Więcej podobnych artykułów znajdziesz na stronie głównej Gazeta.pl
Farmerka nagrała filmik na TikToku, w którym zwraca się bezpośrednio do miłośników i miłośniczek balonów. Opowiedziała historię pewnej kobiety, którą spotkała w okolicznym sklepie. Podobno kupowała balony z napisem "Wszystkiego Najlepszego", a następnie napełniała go helem. Przy okazji podsłuchała jej rozmowę z pracownikiem lokalu, w której zdradziła, że zamierza wypuścić je podczas urodzin jej zmarłej mamy, po to, by dotarły aż do nieba. Nie mogła powstrzymać się od komentarza.

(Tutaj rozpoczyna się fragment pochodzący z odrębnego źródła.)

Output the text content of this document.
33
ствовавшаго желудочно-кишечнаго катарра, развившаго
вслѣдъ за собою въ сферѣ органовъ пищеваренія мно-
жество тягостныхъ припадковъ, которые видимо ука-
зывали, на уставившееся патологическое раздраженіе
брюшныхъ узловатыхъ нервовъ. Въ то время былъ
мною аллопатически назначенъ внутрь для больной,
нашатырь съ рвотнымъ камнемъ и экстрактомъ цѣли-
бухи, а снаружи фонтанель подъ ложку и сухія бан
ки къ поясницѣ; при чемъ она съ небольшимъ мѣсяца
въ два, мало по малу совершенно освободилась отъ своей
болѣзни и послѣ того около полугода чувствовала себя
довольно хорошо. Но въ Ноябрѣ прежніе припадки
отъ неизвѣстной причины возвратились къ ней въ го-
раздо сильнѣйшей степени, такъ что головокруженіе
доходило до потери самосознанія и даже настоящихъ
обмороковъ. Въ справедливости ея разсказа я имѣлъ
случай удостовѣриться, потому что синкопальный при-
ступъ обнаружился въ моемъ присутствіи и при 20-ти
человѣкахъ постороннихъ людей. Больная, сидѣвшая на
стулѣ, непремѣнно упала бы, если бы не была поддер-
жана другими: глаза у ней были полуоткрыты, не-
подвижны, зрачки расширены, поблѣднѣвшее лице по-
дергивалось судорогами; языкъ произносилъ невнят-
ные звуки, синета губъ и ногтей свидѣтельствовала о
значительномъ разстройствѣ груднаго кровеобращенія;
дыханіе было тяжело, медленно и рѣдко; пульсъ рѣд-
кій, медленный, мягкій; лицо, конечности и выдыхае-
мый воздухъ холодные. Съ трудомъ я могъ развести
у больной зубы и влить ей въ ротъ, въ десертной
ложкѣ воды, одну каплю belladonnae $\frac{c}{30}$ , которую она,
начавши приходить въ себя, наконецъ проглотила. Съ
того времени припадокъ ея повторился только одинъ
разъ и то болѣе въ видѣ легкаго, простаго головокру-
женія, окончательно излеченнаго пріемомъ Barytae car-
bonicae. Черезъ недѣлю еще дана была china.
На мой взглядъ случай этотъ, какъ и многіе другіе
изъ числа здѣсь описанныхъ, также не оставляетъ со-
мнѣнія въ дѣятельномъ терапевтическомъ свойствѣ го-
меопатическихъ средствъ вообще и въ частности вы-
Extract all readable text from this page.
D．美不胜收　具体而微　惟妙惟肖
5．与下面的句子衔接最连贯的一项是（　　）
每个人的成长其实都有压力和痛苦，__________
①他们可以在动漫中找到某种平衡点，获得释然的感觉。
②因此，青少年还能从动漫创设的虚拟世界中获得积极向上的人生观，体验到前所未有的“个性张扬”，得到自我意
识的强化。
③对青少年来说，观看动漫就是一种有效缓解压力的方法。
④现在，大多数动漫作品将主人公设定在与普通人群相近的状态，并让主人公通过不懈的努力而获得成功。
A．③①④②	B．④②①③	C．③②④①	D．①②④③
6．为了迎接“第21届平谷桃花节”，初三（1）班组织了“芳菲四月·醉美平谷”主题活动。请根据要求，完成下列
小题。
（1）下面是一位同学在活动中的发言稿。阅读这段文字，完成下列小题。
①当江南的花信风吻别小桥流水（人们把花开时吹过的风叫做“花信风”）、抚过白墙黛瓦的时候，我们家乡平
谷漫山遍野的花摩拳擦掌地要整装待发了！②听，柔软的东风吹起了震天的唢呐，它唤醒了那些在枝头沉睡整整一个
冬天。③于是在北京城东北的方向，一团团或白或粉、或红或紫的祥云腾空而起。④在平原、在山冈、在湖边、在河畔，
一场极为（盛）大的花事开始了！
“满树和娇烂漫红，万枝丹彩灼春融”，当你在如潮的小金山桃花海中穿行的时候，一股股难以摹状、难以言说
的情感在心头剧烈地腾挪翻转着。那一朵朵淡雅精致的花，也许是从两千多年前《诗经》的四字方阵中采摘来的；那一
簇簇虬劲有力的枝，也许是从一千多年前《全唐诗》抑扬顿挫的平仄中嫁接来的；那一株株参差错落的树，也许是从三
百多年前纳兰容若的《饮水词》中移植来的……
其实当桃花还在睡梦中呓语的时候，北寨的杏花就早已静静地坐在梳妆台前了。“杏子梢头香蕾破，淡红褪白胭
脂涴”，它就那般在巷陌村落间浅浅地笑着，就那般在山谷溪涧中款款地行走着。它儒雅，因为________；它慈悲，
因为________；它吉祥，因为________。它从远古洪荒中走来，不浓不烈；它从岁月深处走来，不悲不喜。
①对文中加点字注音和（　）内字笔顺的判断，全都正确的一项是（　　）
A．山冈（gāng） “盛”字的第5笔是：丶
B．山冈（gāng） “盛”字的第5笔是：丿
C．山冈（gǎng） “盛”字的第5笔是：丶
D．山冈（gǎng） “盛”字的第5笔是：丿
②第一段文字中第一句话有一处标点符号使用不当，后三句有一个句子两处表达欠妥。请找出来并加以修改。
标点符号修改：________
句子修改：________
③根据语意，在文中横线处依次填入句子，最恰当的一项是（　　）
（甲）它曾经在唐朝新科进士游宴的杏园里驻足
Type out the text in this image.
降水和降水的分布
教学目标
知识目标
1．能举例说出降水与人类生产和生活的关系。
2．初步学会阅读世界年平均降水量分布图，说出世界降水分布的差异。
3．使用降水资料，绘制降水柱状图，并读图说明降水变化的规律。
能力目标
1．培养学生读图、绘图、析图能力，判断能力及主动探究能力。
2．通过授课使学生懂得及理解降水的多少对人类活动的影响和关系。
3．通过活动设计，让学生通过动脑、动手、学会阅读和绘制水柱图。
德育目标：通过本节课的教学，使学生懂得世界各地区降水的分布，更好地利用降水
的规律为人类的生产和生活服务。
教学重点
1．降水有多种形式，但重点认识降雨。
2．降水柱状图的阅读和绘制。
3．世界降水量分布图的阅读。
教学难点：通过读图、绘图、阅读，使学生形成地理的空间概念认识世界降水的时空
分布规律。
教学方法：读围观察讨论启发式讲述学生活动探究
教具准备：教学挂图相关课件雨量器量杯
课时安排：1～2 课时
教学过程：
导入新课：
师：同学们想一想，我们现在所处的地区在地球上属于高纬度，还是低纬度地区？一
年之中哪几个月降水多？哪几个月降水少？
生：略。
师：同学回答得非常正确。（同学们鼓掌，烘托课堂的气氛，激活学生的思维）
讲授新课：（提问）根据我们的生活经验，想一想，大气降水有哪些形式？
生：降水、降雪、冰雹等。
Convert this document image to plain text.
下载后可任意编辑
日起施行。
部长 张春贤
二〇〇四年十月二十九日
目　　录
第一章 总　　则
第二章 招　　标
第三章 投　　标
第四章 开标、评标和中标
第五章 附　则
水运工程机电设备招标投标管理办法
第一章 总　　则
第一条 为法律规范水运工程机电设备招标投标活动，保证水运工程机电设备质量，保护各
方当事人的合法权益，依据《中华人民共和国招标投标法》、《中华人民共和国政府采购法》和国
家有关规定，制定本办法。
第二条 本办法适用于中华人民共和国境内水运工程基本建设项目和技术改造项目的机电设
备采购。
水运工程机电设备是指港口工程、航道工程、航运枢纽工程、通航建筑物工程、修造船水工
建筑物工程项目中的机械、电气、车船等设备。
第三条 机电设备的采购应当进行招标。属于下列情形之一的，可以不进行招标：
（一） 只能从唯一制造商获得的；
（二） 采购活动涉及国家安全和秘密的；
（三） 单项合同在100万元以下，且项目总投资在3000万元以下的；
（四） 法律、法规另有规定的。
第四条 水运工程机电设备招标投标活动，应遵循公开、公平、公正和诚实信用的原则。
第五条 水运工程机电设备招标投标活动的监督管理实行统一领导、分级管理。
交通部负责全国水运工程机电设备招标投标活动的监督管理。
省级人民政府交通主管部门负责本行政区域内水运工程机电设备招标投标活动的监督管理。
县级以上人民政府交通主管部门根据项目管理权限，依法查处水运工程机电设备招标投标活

Nienawidzę tego mówić, ale wasza zmarła mama lub zmarły krewny nie dostaną tych balonów. Wszystkie lądują tutaj, na moim podwórku, a zwierzęta, nie odróżniając ich od pożywienia, trują się plastikiem. Takie dbanie o planetę to bujda
- mówi farmerka na TikToku. Balonik trafił na formę rozerwany na strzępy. Jego historia zakończyła się jednak nie na trawie, a w żołądku kozy.
Według organizacji non-profit "Ballons Blow" wszystkie wypuszczone balony, wracają na ziemię, stwarzając zagrożenie dla zwierząt. Dodatkowo często zaśmiecają środowisko i powodują przerwy w dostawie prądu. W czasach, kiedy wszyscy walczymy o dobro planety, uświadamianie społeczeństwa nawet w tak błahych sprawach wydaje się niezwykle istotne. Warto wiedzieć także, że to właśnie skrawki balonów są jedną z przyczyn śmierci zwierząt w gospodarstwach domowych. Być może lepiej zatem zamienić niepotrzebne dodatki do prezentów na coś nieco bardziej eko? O to przynajmniej apeluje farmerka, która jest bohaterką tego artykułu.